This year marks the 200th anniversary of the birth of Edgar Allan Poe, a writer forever associated with Baltimore and not only because he happened to die here. His final resting place, outside of Westminster Hall and Burying Ground, has become a pilgrimage site for many, including the famous Poe Toaster, who leaves a half-empty bottle of cognac and 3 red roses in tribute to this author of the macabre each January 19 on his birthday.
Subject of a recent New Yorker article, Poe left remnants of his literary life in Baltimore. The Enoch Pratt Free Library has the Poe Room, with letters, portraits and books of Poe. The Sheridan Libraries here at Hopkins owns a sheet music collection of music based on Poe’s works and also has papers related to the Edgar Allan Poe Society. And of course, Hopkins’ own John Astin is one of the best, and best-known, Poe imitators around.
To learn more about Edgar Allan Poe…
Poe was born in Boston and lived much of his life in Virginia and New York, but it was in Baltimore that his literary efforts first began to be noticed. Here he won a literary contest in 1835 for his story “A manuscript found in a bottle,” and this award brought him to the attention of a patron, John Kennedy Pendleton, who helped him place other stories in various newspapers and magazines.
Poe lived in a tiny house on North Amity Street, now the Poe House and Museum. It was here that he fell in love with his young cousin, Virginia Clemm, who, at the age of 13, became his wife.

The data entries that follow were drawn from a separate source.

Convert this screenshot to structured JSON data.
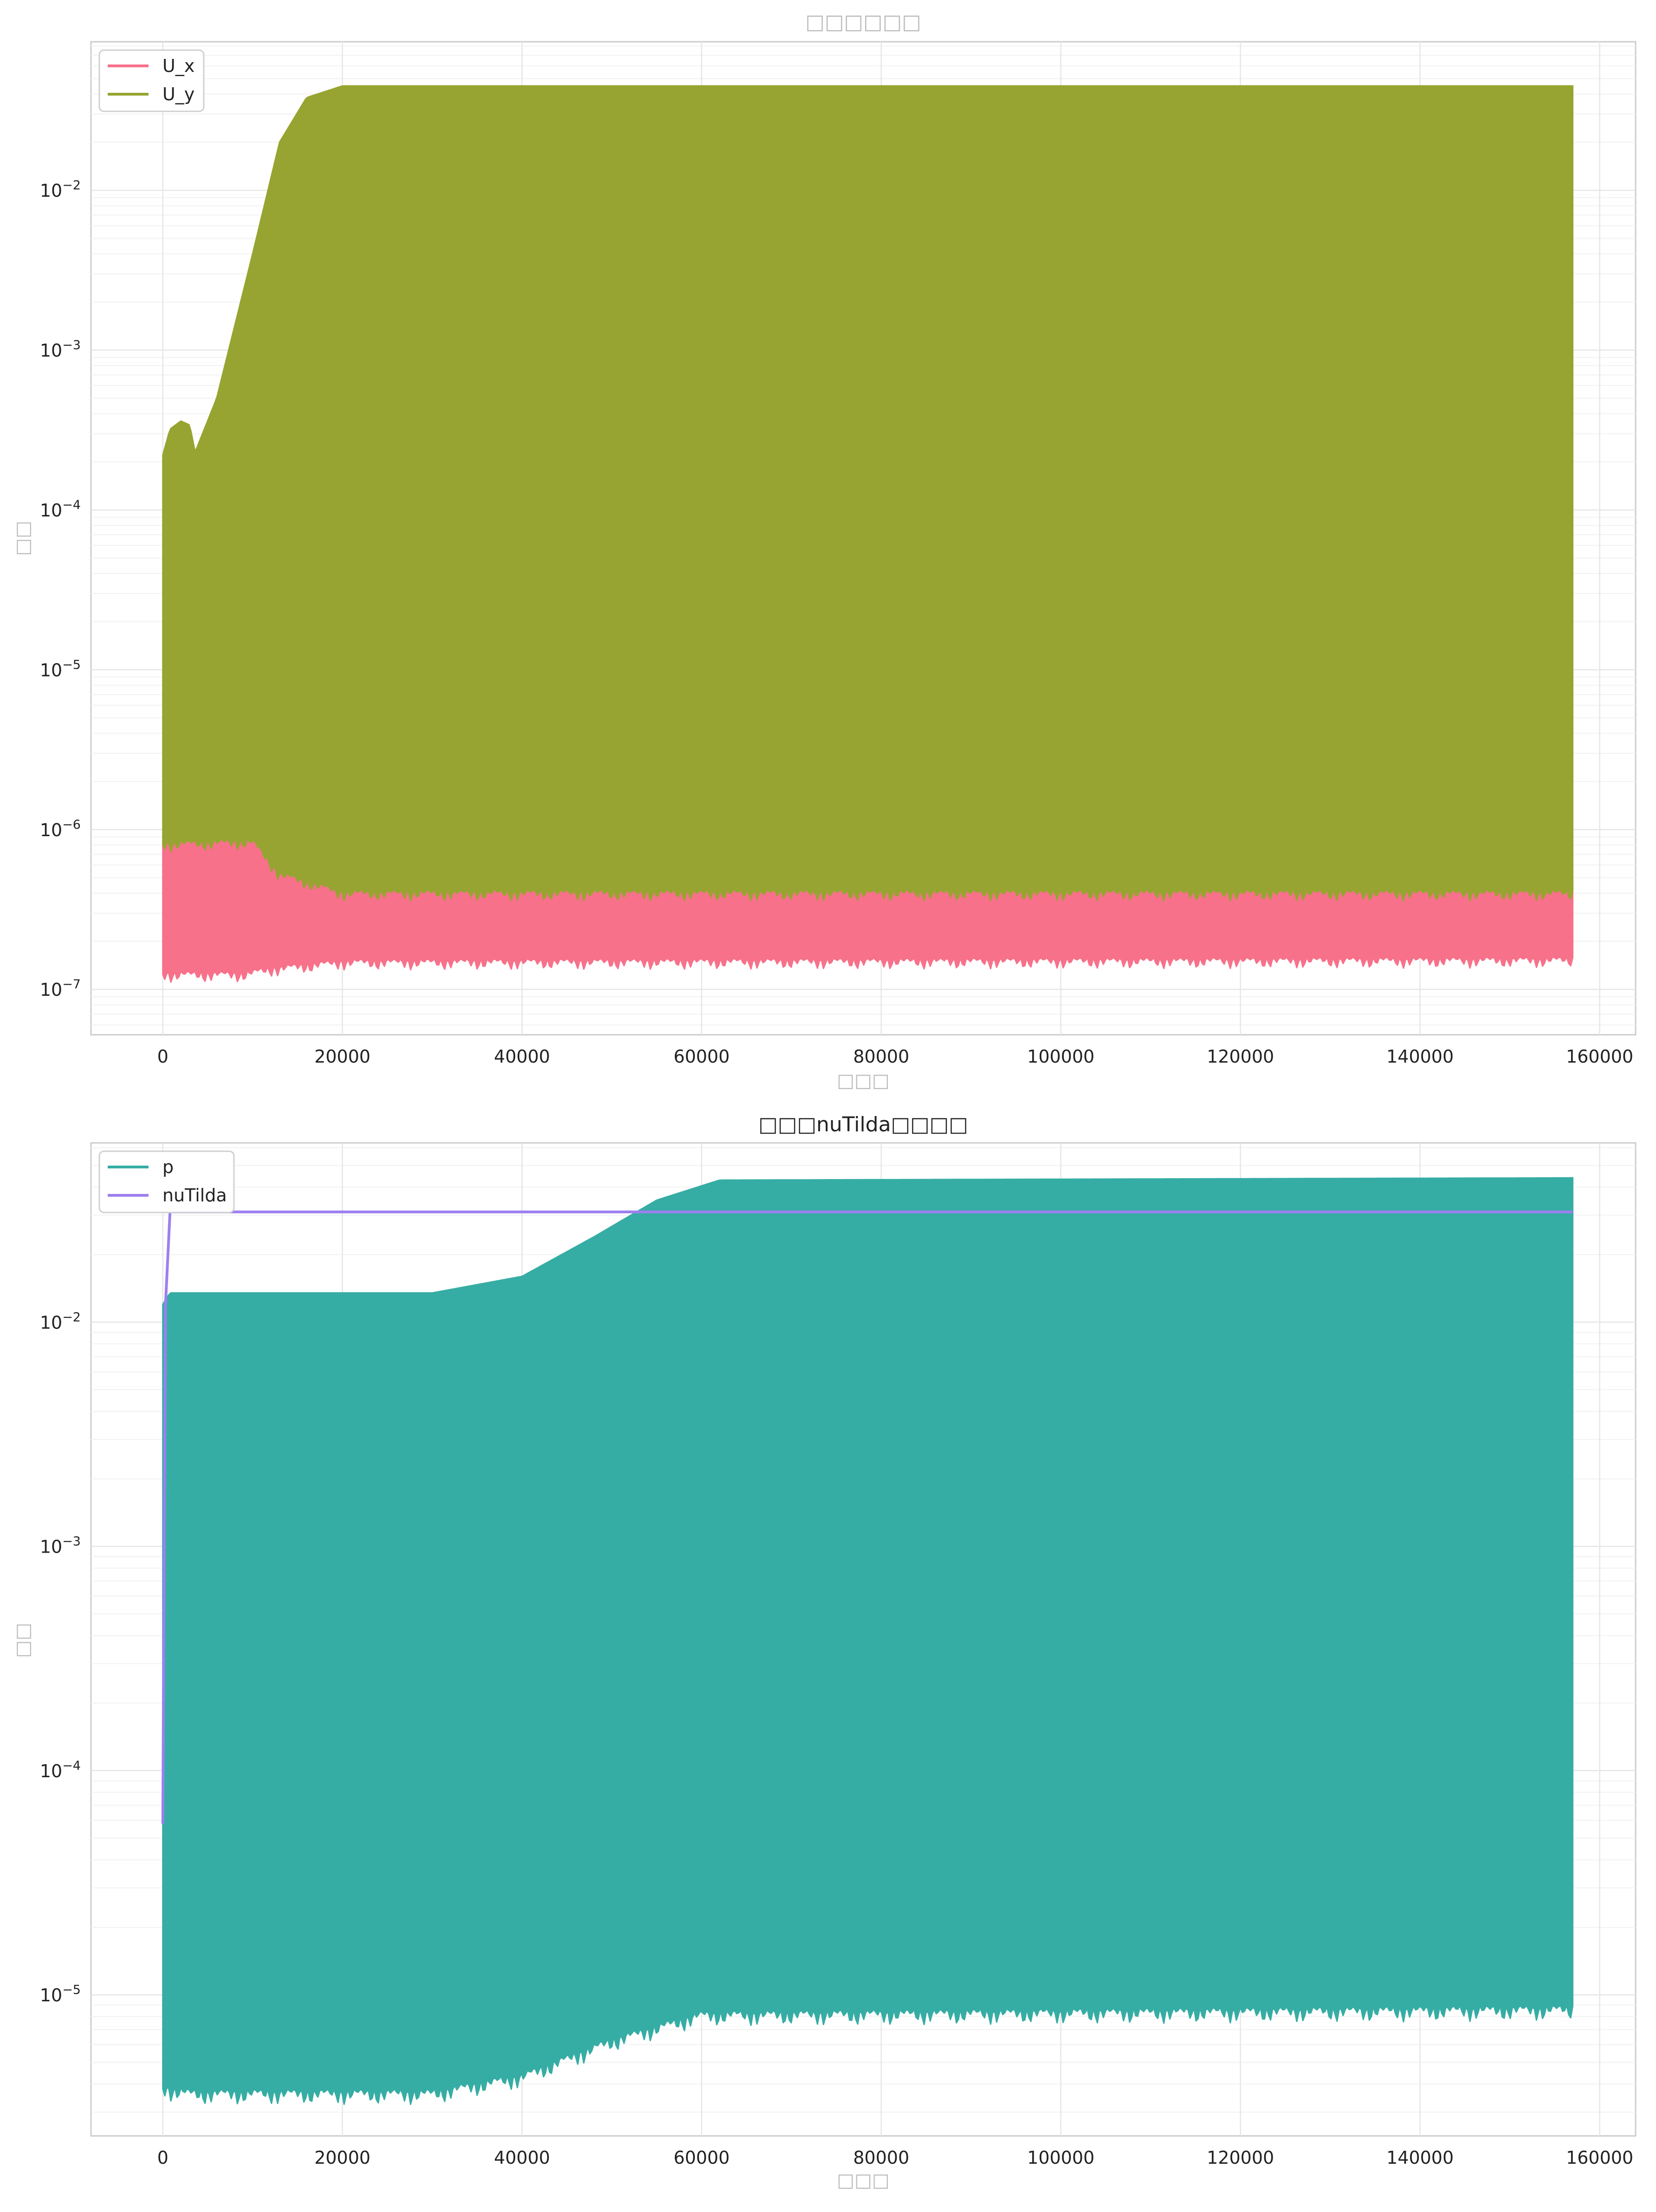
{
  "chart_data": [
    {
      "type": "line",
      "title": "□□□□□□",
      "xlabel": "□□□",
      "ylabel": "□□",
      "yscale": "log",
      "grid": true,
      "legend_position": "upper-left",
      "xlim": [
        -8000,
        164000
      ],
      "ylim": [
        5.2e-08,
        0.085
      ],
      "xticks": [
        0,
        20000,
        40000,
        60000,
        80000,
        100000,
        120000,
        140000,
        160000
      ],
      "yticks": [
        1e-07,
        1e-06,
        1e-05,
        0.0001,
        0.001,
        0.01
      ],
      "ytick_labels": [
        {
          "base": "10",
          "exp": "−7"
        },
        {
          "base": "10",
          "exp": "−6"
        },
        {
          "base": "10",
          "exp": "−5"
        },
        {
          "base": "10",
          "exp": "−4"
        },
        {
          "base": "10",
          "exp": "−3"
        },
        {
          "base": "10",
          "exp": "−2"
        }
      ],
      "series": [
        {
          "name": "U_x",
          "color": "#f7718a",
          "min_envelope": [
            [
              0,
              1.3e-07
            ],
            [
              9000,
              1.3e-07
            ],
            [
              12000,
              1.4e-07
            ],
            [
              20000,
              1.55e-07
            ],
            [
              157000,
              1.6e-07
            ]
          ],
          "max_envelope": [
            [
              0,
              8.5e-07
            ],
            [
              10000,
              9e-07
            ],
            [
              13000,
              6e-07
            ],
            [
              20000,
              4.6e-07
            ],
            [
              157000,
              4.6e-07
            ]
          ]
        },
        {
          "name": "U_y",
          "color": "#97a431",
          "min_envelope": [
            [
              0,
              8.5e-07
            ],
            [
              10000,
              8.8e-07
            ],
            [
              13000,
              5.5e-07
            ],
            [
              20000,
              4.2e-07
            ],
            [
              157000,
              4.2e-07
            ]
          ],
          "max_envelope": [
            [
              0,
              0.00022
            ],
            [
              800,
              0.00032
            ],
            [
              2000,
              0.00036
            ],
            [
              3000,
              0.00034
            ],
            [
              3600,
              0.00023
            ],
            [
              6000,
              0.0005
            ],
            [
              10000,
              0.004
            ],
            [
              13000,
              0.02
            ],
            [
              16000,
              0.038
            ],
            [
              20000,
              0.045
            ],
            [
              157000,
              0.045
            ]
          ]
        }
      ]
    },
    {
      "type": "line",
      "title": "□□□nuTilda□□□□",
      "xlabel": "□□□",
      "ylabel": "□□",
      "yscale": "log",
      "grid": true,
      "legend_position": "upper-left",
      "xlim": [
        -8000,
        164000
      ],
      "ylim": [
        2.35e-06,
        0.063
      ],
      "xticks": [
        0,
        20000,
        40000,
        60000,
        80000,
        100000,
        120000,
        140000,
        160000
      ],
      "yticks": [
        1e-05,
        0.0001,
        0.001,
        0.01
      ],
      "ytick_labels": [
        {
          "base": "10",
          "exp": "−5"
        },
        {
          "base": "10",
          "exp": "−4"
        },
        {
          "base": "10",
          "exp": "−3"
        },
        {
          "base": "10",
          "exp": "−2"
        }
      ],
      "series": [
        {
          "name": "p",
          "color": "#36ada4",
          "min_envelope": [
            [
              0,
              4e-06
            ],
            [
              3000,
              3.8e-06
            ],
            [
              30000,
              3.8e-06
            ],
            [
              40000,
              4.5e-06
            ],
            [
              50000,
              6.5e-06
            ],
            [
              60000,
              8.5e-06
            ],
            [
              157000,
              9e-06
            ]
          ],
          "max_envelope": [
            [
              0,
              0.012
            ],
            [
              800,
              0.0135
            ],
            [
              30000,
              0.0135
            ],
            [
              40000,
              0.016
            ],
            [
              48000,
              0.024
            ],
            [
              55000,
              0.035
            ],
            [
              62000,
              0.043
            ],
            [
              157000,
              0.044
            ]
          ]
        },
        {
          "name": "nuTilda",
          "color": "#9d7ff0",
          "points": [
            [
              0,
              5.8e-05
            ],
            [
              300,
              0.012
            ],
            [
              800,
              0.031
            ],
            [
              5000,
              0.031
            ],
            [
              157000,
              0.031
            ]
          ]
        }
      ]
    }
  ]
}
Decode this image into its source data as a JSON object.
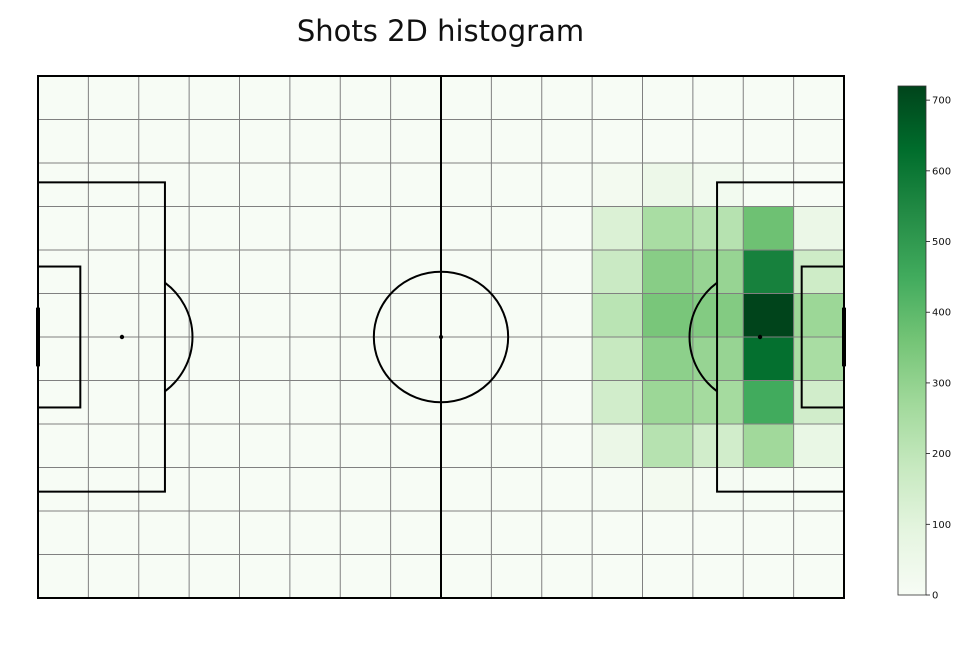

It was of course also in Baltimore that Poe mysteriously died. Many theories exist for why Poe was found, nearly unconscious and wearing a stranger’s clothes, on a Baltimore street in October of 1849. One of the most recent accounts of his death is the bestselling novel by Matthew Pearl, The Poe Shadow. We may never know what caused Poe’s death, but you can visit both the house where he wrote and the grave where he is buried.